With such large log files, you certainly don't want to read the whole file into memory. You could, however, read it in chunks. I'd probably use a streamreader and streamwriter (as suggested by Kevin) in a loop and read x number of lines, start a new thread and pass those lines to it to do further processing...
May 7th, 2011, 06:03 AM
csKanna

Re: How to handle very huge text/log files

I can do that going forward. but I have tons of files which are created past few years. So, i am looking for a solution to handle those files.
May 7th, 2011, 08:50 AM
kareninstructor

Re: How to handle very huge text/log files

Quote:

Originally Posted by csKanna

I can do that going forward. but I have tons of files which are created past few years. So, i am looking for a solution to handle those files.

The fact is simple in that you need to treat the large current files no different from the files, which will be logged too. Figure out the maximum files size that the split will occur and when that size is reached split the file up.
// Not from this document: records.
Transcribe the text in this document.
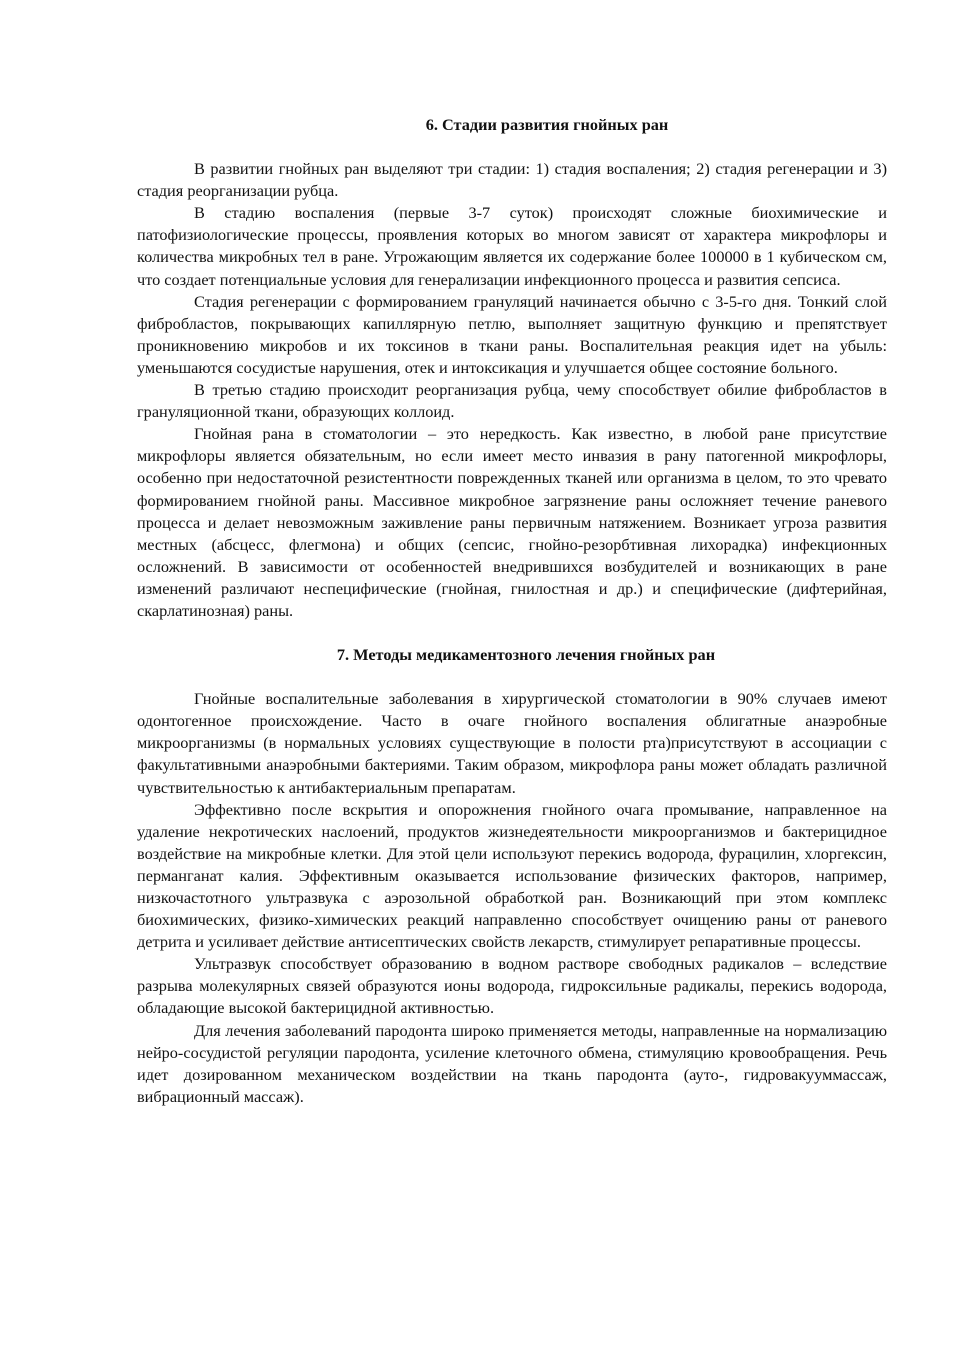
6. Стадии развития гнойных ран

В развитии гнойных ран выделяют три стадии: 1) стадия воспаления; 2) стадия регенерации и 3) стадия реорганизации рубца.

В стадию воспаления (первые 3-7 суток) происходят сложные биохимические и патофизиологические процессы, проявления которых во многом зависят от характера микрофлоры и количества микробных тел в ране. Угрожающим является их содержание более 100000 в 1 кубическом см, что создает потенциальные условия для генерализации инфекционного процесса и развития сепсиса.

Стадия регенерации с формированием грануляций начинается обычно с 3-5-го дня. Тонкий слой фибробластов, покрывающих капиллярную петлю, выполняет защитную функцию и препятствует проникновению микробов и их токсинов в ткани раны. Воспалительная реакция идет на убыль: уменьшаются сосудистые нарушения, отек и интоксикация и улучшается общее состояние больного.

В третью стадию происходит реорганизация рубца, чему способствует обилие фибробластов в грануляционной ткани, образующих коллоид.

Гнойная рана в стоматологии – это нередкость. Как известно, в любой ране присутствие микрофлоры является обязательным, но если имеет место инвазия в рану патогенной микрофлоры, особенно при недостаточной резистентности поврежденных тканей или организма в целом, то это чревато формированием гнойной раны. Массивное микробное загрязнение раны осложняет течение раневого процесса и делает невозможным заживление раны первичным натяжением. Возникает угроза развития местных (абсцесс, флегмона) и общих (сепсис, гнойно-резорбтивная лихорадка) инфекционных осложнений. В зависимости от особенностей внедрившихся возбудителей и возникающих в ране изменений различают неспецифические (гнойная, гнилостная и др.) и специфические (дифтерийная, скарлатинозная) раны.

7. Методы медикаментозного лечения гнойных ран

Гнойные воспалительные заболевания в хирургической стоматологии в 90% случаев имеют одонтогенное происхождение. Часто в очаге гнойного воспаления облигатные анаэробные микроорганизмы (в нормальных условиях существующие в полости рта)присутствуют в ассоциации с факультативными анаэробными бактериями. Таким образом, микрофлора раны может обладать различной чувствительностью к антибактериальным препаратам.

Эффективно после вскрытия и опорожнения гнойного очага промывание, направленное на удаление некротических наслоений, продуктов жизнедеятельности микроорганизмов и бактерицидное воздействие на микробные клетки. Для этой цели используют перекись водорода, фурацилин, хлоргексин, перманганат калия. Эффективным оказывается использование физических факторов, например, низкочастотного ультразвука с аэрозольной обработкой ран. Возникающий при этом комплекс биохимических, физико-химических реакций направленно способствует очищению раны от раневого детрита и усиливает действие антисептических свойств лекарств, стимулирует репаративные процессы.

Ультразвук способствует образованию в водном растворе свободных радикалов – вследствие разрыва молекулярных связей образуются ионы водорода, гидроксильные радикалы, перекись водорода, обладающие высокой бактерицидной активностью.

Для лечения заболеваний пародонта широко применяется методы, направленные на нормализацию нейро-сосудистой регуляции пародонта, усиление клеточного обмена, стимуляцию кровообращения. Речь идет дозированном механическом воздействии на ткань пародонта (ауто-, гидровакууммассаж, вибрационный массаж).
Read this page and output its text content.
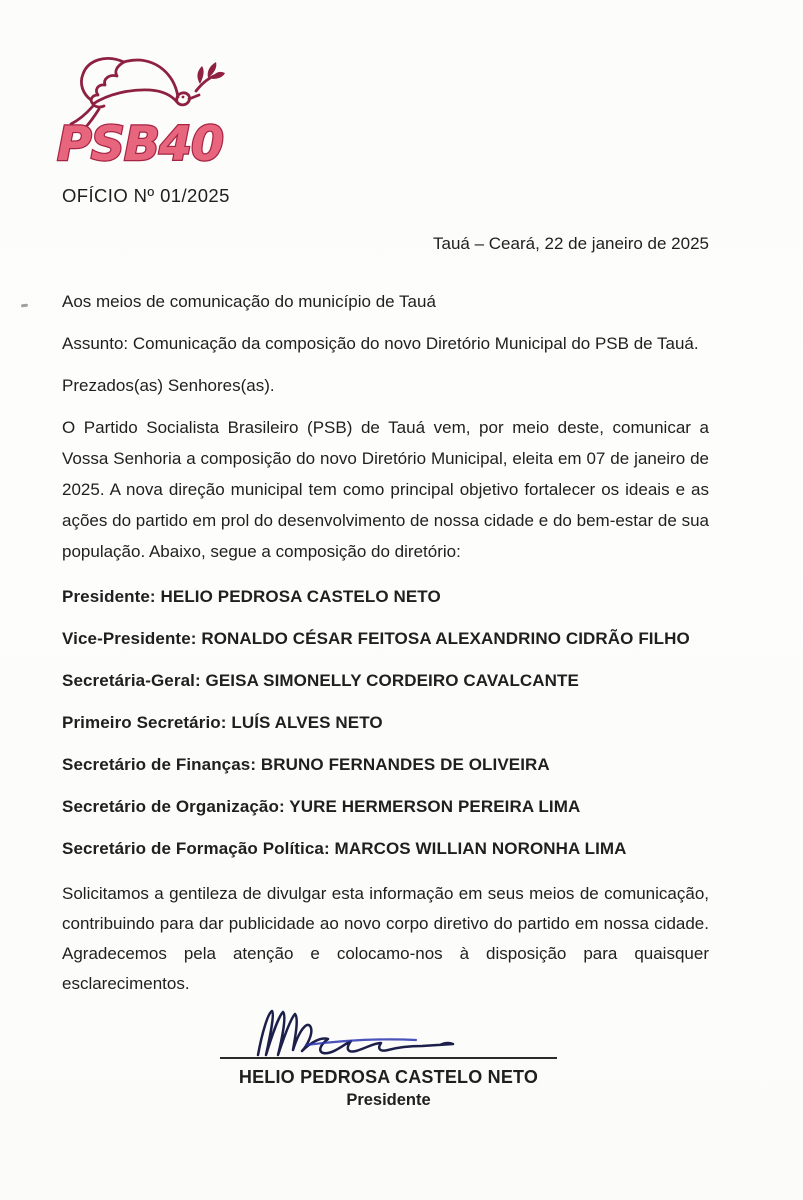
PSB40
OFÍCIO Nº 01/2025
Tauá – Ceará, 22 de janeiro de 2025
Aos meios de comunicação do município de Tauá
Assunto: Comunicação da composição do novo Diretório Municipal do PSB de Tauá.
Prezados(as) Senhores(as).

O Partido Socialista Brasileiro (PSB) de Tauá vem, por meio deste, comunicar a Vossa Senhoria a composição do novo Diretório Municipal, eleita em 07 de janeiro de 2025. A nova direção municipal tem como principal objetivo fortalecer os ideais e as ações do partido em prol do desenvolvimento de nossa cidade e do bem-estar de sua população. Abaixo, segue a composição do diretório:

Presidente: HELIO PEDROSA CASTELO NETO
Vice-Presidente: RONALDO CÉSAR FEITOSA ALEXANDRINO CIDRÃO FILHO
Secretária-Geral: GEISA SIMONELLY CORDEIRO CAVALCANTE
Primeiro Secretário: LUÍS ALVES NETO
Secretário de Finanças: BRUNO FERNANDES DE OLIVEIRA
Secretário de Organização: YURE HERMERSON PEREIRA LIMA
Secretário de Formação Política: MARCOS WILLIAN NORONHA LIMA

Solicitamos a gentileza de divulgar esta informação em seus meios de comunicação, contribuindo para dar publicidade ao novo corpo diretivo do partido em nossa cidade. Agradecemos pela atenção e colocamo-nos à disposição para quaisquer esclarecimentos.

HELIO PEDROSA CASTELO NETO
Presidente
The difficult part would be to remove duplicate lines no matter if this is done before or after the split operation if removing duplicates is a major concern. This is what we do as developers and there is no way around the fact.

To get started I would layout the processes on paper or software such as Visio then work from the design. Within the design, there should be an algorithm to name new files and a method to get the last file name used to create the next file then increment the last file used name. If you need to search within the files and depending on what the results are for you could write a search utility or use a third party search tool to search one or more files. How the split utility runs could be triggered by some type of task manager or be a manual process triggered by an event in a shared calendar.
May 8th, 2011, 01:10 AM
ntg

Re: How to handle very huge text/log files

Quote:

Originally Posted by csKanna

I am looking create an application which can find a line in the text file using regex, removing duplicate entries.

Just so it's clear to me, you need to search the files in order to remove duplicate entries or do you just need to search in the files?